Страница 25 из 37
И словно не жили. А многое чего было. И любовь, и жены от мужей уходили, и дочерей замуж отдавали, и дрались пьяными, и гости приезжали, и хлеб пекли… А работали как! И песни спевали. И дети в школу ходили… И кинопередвижка приезжала, самые старые, и те ходили картины смотреть.

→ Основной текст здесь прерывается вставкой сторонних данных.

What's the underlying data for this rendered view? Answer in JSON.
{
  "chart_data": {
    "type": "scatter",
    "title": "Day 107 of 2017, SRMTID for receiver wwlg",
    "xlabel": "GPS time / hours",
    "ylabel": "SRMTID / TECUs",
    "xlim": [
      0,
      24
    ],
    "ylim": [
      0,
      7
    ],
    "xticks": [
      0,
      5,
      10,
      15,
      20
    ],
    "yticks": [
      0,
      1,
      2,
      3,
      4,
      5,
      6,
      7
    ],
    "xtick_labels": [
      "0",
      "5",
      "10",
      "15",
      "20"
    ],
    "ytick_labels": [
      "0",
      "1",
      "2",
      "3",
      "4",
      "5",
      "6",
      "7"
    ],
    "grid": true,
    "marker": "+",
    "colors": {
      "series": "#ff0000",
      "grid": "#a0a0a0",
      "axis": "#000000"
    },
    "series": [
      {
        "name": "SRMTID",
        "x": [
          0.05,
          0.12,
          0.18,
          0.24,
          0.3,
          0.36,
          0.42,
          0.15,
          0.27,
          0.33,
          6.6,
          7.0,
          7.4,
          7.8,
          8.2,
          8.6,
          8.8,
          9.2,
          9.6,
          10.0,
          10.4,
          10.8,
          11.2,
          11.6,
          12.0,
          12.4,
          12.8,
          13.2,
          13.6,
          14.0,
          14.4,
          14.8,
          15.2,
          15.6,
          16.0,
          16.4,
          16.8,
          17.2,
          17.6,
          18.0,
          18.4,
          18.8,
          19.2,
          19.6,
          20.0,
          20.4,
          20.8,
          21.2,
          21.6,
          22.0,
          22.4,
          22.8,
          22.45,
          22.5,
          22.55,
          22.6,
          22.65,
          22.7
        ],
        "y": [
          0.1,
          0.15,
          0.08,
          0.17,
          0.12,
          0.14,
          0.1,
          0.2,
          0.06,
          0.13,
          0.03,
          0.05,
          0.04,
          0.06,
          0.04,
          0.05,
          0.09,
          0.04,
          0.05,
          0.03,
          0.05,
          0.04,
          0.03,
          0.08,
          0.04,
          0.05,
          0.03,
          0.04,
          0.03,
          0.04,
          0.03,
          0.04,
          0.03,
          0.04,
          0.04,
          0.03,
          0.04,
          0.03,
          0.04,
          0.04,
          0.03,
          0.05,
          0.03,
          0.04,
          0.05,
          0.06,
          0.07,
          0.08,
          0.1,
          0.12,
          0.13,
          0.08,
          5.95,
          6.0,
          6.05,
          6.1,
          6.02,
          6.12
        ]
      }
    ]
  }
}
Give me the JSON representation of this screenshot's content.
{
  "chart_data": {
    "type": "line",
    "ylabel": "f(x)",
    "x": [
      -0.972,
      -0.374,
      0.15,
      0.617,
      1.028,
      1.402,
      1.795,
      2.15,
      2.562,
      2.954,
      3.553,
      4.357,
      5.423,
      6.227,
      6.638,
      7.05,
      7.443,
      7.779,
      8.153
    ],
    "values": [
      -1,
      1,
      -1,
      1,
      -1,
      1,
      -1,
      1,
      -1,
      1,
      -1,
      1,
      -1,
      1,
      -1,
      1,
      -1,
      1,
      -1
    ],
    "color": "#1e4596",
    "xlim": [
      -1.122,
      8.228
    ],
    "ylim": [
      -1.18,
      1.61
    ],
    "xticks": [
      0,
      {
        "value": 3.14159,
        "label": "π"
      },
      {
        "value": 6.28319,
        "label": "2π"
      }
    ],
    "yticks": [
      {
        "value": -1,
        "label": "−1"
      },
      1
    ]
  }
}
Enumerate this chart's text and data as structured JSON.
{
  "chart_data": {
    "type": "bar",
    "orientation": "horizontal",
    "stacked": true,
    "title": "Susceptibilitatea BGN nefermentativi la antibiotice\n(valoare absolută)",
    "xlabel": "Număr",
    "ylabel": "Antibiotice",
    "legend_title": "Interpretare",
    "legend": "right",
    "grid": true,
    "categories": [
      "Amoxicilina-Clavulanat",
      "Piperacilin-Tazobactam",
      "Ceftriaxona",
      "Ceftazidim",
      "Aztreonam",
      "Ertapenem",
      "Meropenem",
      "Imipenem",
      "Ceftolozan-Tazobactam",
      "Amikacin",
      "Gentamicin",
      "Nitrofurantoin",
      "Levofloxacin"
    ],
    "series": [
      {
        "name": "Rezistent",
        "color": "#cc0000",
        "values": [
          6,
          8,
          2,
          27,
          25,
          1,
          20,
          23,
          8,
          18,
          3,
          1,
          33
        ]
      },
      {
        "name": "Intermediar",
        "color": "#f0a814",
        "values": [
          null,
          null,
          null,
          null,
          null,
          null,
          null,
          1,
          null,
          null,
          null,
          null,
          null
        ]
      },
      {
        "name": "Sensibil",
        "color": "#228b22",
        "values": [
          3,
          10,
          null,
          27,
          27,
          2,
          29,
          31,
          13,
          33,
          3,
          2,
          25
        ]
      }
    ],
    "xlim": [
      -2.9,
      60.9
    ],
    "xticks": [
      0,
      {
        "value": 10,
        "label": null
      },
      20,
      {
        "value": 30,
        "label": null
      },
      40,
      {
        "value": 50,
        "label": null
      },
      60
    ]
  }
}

И ничего не осталось. А где же эта жизнь, где страшная мука? Неужели ничего не осталось? Неужели никто не ответит за это все? Вот так и забудется без следа? Травка выросла.
Вот я тебя спрашиваю: как же это?
Вот видишь, и прошла наша ночка, уже светает. Пора нам с тобой на работу собираться.
15
Голос у Василия Тимофеевича был негромкий, движения нерешительные. Когда заговаривали с Ганной, она опускала карие глаза и отвечала едва слышно.
А после женитьбы они совсем застеснялись: он, пятидесятилетний человек, которого соседские дети называли «диду», засмущался, засовестился оттого, что седеющий, лысый, с морщинами женился на молодой девушке, счастлив своей любовью, глядя на нее шепчет: «Голубка моя… серденько мое». Когда-то ей, девчонке, представлялся будущий муж, — он и Щорс, и лучший гармонист на селе, и пишет задушевные стихи, как Тарас Шевченко. Но ее кроткое сердце понимало силу любви к ней неудачливого, бедного, всегда жившего не своей, а чужой жизнью, робкого пожилого человека. А он понимал ее молодую надежду, — вот придет сельский лыцарь и уведет ее из тесной хаты отчима… А пришел за ней он, в старых чоботах, с большими темными мужицкими руками, виновато покашливая, и вот смотрит он на нее с обожанием, счастьем, виной, горем. И она виновата перед ним, кротка, молчалива.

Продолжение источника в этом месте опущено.